Thurmond died at 9:45 p.m., his son, Strom Jr., said. He had been living in a newly renovated wing of a hospital in Edgefield. Frail and wheelchair-bound in his final years, Thurmond was a robust man for decades, proud of his ability to do dozens of pushups and harsh on aides who pursued unhealthy practices such as smoking cigarettes.

Once an outspoken and intransigent defender of racial segregation, Strom Thurmond burst on to the national scene in 1948 as the presidential nominee of the "Dixiecrat" States' Rights Party. For more than two decades, he fought the civil rights movement that transformed the nation in the last half of the 20th century.

With Harry Dent, a key aide who later worked for President Richard M. Nixon, Thurmond helped devise the "southern strategy" that paved the way for a Republican majority in the South. Its essence was an appeal to white resentment of court-ordered school desegregation and similar developments. But when it became clear that the tide of civil rights could not be turned back, Thurmond embraced a policy of racial inclusion.

Thurmond was a former state legislator, circuit judge and governor. He was a decorated veteran of World War II -- as a 41-year-old Army glider pilot, he landed in Normandy on D-Day. He later was a major general in the Army Reserve.

With his courtly manners and inimitable drawl, he was the personification of a southern gentleman. He also was a teetotaler, a physical fitness buff and an admirer of young and beautiful women. His first wife was his junior by 23 years. His second wife, Nancy Moore, a South Carolina beauty queen, was 44 years younger than he. The two had been separated, but remained married for many years.

Thurmond became a father for the first time at the age of 68, and he became a first-time grandfather last week.

His most important quality was an ability to adapt to political reality.
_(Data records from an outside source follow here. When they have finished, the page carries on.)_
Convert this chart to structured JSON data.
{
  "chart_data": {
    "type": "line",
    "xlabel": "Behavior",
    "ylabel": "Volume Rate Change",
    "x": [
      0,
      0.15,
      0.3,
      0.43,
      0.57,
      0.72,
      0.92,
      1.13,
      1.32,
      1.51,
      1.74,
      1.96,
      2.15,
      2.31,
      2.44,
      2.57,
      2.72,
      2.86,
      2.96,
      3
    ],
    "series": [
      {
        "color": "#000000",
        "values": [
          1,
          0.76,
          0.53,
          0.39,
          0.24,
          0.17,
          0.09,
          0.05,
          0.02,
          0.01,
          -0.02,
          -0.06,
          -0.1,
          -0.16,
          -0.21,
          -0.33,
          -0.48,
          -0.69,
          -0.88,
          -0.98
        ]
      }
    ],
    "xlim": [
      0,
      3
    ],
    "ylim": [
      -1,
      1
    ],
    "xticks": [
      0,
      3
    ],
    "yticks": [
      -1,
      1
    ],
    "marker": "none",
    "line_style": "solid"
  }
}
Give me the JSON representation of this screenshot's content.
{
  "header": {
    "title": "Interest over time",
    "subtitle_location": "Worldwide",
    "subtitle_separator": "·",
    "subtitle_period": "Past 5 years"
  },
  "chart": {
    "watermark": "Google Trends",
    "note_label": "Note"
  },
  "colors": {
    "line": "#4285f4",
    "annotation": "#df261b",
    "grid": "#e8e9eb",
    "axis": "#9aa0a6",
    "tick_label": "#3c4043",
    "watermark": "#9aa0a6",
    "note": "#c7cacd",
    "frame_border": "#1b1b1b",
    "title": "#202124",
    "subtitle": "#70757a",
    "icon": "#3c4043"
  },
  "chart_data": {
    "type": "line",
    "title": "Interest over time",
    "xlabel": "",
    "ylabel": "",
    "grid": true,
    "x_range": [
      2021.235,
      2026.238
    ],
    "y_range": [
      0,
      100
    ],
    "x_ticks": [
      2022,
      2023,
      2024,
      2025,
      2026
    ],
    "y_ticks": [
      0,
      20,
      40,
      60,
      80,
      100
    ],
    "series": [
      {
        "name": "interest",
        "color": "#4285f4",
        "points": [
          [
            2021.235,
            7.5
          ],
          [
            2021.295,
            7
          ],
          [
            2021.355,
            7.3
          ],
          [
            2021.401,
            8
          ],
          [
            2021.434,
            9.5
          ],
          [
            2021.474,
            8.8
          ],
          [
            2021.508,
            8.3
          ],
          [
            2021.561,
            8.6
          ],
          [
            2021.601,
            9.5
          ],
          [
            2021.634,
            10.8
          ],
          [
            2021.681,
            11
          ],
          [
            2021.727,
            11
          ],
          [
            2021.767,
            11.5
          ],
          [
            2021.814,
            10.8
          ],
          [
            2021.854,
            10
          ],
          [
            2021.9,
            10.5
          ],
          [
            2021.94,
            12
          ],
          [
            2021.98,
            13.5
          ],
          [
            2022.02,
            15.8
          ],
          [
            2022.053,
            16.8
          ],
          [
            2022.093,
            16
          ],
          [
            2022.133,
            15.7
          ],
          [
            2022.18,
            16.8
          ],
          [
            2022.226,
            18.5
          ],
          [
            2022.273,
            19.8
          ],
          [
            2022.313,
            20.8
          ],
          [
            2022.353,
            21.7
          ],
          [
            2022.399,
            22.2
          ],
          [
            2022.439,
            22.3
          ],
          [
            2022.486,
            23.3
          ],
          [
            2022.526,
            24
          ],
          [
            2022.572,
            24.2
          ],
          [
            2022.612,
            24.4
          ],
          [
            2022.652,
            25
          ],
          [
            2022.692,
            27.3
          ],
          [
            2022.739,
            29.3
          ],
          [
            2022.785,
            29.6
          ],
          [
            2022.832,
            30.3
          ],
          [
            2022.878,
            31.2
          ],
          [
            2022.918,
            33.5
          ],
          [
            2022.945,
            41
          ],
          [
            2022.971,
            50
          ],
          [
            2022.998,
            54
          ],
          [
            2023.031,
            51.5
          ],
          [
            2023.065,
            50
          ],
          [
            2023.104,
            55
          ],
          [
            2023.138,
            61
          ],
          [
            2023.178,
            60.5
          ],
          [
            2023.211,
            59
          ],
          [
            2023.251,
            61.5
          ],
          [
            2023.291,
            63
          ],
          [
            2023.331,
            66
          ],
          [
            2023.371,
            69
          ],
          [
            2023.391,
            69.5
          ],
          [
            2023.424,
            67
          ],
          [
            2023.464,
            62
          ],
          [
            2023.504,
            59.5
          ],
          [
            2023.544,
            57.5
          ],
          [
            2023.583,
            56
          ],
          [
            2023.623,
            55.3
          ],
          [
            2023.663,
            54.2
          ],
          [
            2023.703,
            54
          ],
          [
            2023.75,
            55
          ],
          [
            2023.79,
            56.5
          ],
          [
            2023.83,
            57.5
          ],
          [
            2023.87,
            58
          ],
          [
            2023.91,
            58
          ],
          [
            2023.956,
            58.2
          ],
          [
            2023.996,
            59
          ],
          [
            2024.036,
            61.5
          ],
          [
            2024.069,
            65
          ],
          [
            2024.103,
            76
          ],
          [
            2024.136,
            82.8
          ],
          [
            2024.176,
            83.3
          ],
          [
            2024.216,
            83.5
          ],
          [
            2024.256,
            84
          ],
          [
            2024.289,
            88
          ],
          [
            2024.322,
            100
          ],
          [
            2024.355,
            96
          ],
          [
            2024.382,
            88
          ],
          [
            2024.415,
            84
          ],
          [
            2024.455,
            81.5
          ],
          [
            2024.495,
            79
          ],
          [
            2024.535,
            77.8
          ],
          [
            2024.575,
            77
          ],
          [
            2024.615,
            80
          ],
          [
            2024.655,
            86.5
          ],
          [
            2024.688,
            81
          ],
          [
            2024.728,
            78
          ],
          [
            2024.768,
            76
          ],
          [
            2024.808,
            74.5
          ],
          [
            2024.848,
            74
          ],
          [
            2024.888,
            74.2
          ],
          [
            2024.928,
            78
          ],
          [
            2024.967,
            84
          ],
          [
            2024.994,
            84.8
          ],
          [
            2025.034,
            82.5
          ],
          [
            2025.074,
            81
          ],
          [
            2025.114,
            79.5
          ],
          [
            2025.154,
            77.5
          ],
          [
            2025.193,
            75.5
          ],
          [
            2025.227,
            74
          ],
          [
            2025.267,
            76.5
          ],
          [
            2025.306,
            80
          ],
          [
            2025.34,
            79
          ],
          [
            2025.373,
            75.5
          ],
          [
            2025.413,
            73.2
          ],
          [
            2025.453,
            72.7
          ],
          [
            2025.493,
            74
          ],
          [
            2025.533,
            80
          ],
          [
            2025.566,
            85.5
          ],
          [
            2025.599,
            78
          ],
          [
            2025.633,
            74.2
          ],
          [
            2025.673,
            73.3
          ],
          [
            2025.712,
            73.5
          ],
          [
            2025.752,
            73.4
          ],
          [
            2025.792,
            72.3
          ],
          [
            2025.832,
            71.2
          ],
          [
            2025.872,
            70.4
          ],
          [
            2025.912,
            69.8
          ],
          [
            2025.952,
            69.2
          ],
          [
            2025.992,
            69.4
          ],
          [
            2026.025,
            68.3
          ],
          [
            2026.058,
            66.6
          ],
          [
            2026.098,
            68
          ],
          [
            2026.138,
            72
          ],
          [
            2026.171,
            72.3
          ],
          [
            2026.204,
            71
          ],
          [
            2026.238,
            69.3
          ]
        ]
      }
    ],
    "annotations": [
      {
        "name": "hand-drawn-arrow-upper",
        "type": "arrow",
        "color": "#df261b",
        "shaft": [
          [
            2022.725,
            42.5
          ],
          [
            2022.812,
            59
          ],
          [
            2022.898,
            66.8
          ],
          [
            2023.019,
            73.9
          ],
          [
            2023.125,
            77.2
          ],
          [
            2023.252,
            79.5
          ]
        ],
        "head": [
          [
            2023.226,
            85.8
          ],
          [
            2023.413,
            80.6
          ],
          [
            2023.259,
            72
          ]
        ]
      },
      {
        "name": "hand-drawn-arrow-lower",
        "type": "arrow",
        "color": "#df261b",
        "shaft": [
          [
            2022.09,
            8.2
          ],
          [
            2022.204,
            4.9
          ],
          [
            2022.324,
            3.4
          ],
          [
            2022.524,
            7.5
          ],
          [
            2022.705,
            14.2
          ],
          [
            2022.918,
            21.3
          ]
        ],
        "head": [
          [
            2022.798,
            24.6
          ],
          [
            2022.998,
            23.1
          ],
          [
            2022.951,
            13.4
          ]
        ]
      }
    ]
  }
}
The turning point was the 1970 gubernatorial election in South Carolina, in which his candidate raised the racial issue and lost. In 1971, Thurmond for the first time appointed a black professional to his Senate staff. He also began sponsoring African Americans for federal judgeships and other jobs. He was one of the first southern lawmakers to do so.

Black South Carolinians began receiving an increasing share of the constituent services that Thurmond always had provided to whites. The state's traditionally black colleges were included in federal funding programs. Thurmond attended their football games, and for years he sponsored a Senate resolution to designate a National Historically Black Colleges and Universities Week.

In 1983, he supported legislation that made the birthday of Martin Luther King Jr. a national holiday even as some other southern Republicans -- then-Sen. Jesse Helms (R-N.C.), for example -- bitterly opposed it.

"Times change and people change, and people who can't change don't stay in office long," he told an interviewer. "You got to meet changing conditions."